When Social Media Security Becomes Business Security
I remember when the fax machine was the cool new technology. Suddenly, communication channels opened up and we could send documents. I also remember how often I would pass by the fax machine at the office and see something sitting there. I would have to pick it up and read it to see who it was for. Over time it gave me a lot of insight into the operations of the office. It was the early-days version of social profiling.
With social media resources like Facebook, Instagram, SnapChat, Twitter and Google Circles, the good news is we can keep up with people. People can also keep up with us. Now add Yelp, TripAdvisor, or other social rating systems where you bookmark and contribute. Our data is in a lot of places. Social profiling just became much easier. With employees’ personal lives and work lives becoming increasingly enmeshed—especially in the world of social media—businesses need to put protections in place to keep corporate assets secure.
The value of social media to business is obvious—employees use their corporate and personal social media accounts to build awareness of products, ideas, and brands while engaging with customers and prospects. But without proper training and education and network security measures in place, the risk of data theft for both individuals and their workplaces can be huge. All it takes is one phishing expedition where a person pretends to be a coworker reaching out to get information. If the employee is duped, he or she could end up providing sensitive information, or downloading malware that opens the door to cyberattack. This is not just kids pulling pranks—it is serious big business to steal confidential information or stop business or critical infrastructures in their tracks. If you think this can’t happen to you, consider that Iranian hackers were able to attack the state department via officials’ social media accounts.
If this can happen with the State Department of the United States, clearly there’s some degree of sophistication going on, not to mention a masterful understanding of human psychology. To that point, Christopher Mims of the Wall Street Journal just wrote a great article focused on that, exactly.

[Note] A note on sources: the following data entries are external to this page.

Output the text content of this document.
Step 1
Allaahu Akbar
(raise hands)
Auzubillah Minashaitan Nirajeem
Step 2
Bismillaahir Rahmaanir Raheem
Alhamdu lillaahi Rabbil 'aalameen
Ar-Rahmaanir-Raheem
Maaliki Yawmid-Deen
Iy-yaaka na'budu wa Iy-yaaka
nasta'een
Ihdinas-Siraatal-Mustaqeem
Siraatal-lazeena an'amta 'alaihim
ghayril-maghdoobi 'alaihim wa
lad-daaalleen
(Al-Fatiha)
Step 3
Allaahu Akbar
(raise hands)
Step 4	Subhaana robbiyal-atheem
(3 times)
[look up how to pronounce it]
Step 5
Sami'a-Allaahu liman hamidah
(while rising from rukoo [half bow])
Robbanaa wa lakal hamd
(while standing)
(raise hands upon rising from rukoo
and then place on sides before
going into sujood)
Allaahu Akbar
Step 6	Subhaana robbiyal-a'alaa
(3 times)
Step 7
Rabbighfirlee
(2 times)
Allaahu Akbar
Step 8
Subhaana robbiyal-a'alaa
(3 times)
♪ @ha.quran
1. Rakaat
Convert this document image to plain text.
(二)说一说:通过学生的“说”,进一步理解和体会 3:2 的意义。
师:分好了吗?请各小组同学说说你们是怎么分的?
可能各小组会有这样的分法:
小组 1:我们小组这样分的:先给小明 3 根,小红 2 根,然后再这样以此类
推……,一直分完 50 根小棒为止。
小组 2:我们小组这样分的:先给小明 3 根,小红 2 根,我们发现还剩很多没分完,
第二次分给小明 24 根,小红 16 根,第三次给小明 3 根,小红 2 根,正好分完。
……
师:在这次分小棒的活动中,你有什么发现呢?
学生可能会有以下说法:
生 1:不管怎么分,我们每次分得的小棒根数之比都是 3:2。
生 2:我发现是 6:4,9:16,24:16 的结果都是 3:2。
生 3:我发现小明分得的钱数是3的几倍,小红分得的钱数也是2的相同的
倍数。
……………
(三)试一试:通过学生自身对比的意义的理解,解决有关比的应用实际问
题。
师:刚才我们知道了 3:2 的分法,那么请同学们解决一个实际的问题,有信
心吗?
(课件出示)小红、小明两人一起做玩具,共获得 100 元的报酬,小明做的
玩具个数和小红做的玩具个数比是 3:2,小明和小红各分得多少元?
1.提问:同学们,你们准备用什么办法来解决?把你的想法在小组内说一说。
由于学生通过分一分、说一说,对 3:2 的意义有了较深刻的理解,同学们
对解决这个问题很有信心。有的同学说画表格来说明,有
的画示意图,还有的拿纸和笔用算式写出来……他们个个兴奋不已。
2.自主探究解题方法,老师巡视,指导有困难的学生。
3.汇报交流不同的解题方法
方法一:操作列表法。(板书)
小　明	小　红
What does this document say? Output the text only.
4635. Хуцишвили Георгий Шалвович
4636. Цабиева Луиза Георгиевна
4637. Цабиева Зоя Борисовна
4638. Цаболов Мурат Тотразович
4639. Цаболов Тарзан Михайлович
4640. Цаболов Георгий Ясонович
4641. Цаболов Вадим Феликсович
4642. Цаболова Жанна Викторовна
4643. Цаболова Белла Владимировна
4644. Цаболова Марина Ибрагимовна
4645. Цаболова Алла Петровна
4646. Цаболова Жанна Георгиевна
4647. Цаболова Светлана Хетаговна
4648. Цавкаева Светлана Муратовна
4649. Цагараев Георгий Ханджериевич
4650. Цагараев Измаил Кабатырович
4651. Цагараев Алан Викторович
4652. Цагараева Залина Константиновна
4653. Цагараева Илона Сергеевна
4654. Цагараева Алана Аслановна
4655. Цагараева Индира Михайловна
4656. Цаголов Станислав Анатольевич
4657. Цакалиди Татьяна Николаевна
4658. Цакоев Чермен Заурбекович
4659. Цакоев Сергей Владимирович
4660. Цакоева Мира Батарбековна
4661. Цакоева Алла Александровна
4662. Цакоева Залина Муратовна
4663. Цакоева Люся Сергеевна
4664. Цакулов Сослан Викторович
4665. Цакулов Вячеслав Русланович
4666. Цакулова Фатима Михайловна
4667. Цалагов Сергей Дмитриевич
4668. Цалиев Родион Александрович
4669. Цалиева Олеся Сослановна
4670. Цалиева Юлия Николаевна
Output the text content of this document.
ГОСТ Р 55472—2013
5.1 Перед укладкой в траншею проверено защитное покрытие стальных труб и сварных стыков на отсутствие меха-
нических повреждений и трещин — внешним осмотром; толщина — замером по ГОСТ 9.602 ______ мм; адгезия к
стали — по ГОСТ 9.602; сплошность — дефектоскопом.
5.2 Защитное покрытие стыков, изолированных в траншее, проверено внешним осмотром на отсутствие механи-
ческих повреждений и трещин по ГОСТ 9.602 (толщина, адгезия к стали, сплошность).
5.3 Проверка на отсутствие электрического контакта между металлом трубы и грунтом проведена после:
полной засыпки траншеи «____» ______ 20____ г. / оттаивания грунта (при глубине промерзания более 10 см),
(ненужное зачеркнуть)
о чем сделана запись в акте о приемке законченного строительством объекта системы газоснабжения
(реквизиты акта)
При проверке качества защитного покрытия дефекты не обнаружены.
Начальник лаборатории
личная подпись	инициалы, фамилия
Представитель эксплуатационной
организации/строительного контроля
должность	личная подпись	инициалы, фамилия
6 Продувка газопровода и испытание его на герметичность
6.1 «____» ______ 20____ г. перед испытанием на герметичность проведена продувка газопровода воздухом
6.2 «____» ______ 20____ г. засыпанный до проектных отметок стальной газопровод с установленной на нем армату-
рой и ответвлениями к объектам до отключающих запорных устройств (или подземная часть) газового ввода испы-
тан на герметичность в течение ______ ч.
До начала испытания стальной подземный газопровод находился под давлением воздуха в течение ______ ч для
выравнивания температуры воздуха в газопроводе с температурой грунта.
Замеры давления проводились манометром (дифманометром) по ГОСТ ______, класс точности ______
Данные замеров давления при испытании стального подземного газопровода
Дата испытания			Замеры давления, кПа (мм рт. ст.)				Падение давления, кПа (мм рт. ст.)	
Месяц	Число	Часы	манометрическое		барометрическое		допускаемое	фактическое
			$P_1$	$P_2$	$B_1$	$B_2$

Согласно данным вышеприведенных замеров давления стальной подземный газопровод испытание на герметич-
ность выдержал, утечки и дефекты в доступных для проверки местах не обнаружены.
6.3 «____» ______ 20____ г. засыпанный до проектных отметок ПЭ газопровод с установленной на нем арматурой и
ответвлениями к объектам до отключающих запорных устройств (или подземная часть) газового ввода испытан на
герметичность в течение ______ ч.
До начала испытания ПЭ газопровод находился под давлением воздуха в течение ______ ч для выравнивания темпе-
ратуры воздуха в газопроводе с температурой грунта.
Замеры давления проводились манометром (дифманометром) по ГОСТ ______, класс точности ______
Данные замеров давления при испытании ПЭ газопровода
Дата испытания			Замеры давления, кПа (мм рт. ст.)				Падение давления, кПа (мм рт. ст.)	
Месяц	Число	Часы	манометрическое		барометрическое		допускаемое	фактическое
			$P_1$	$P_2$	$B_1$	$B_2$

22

One quote that popped out for me, specifically: “Whenever someone has information about us, we are more likely to trust them.” That says it all.
In addition, he goes on to report that phishing attacks remain the second-most-common point of entry into an IT system, according to a report from Verizon.
So what can we do to keep things in check?
Regardless of your organization’s size, smart security means:
1. Insisting that employees engage in social media only when on a secure connection.
2. Help employees understand phishing scams and how to recognize them.
3. Set policy that restricts what information can be given out and which sites can be visited; specify codes of conduct.
4. Test your network regularly to make sure you are not vulnerable. Ixia has a number of solutions that can help.
5. Subscribe to a threat intelligence service.
Being social is important to any business. Protecting your social media should be treated just like protecting your personal laptop. That data is very valuable so do not treat it lightly.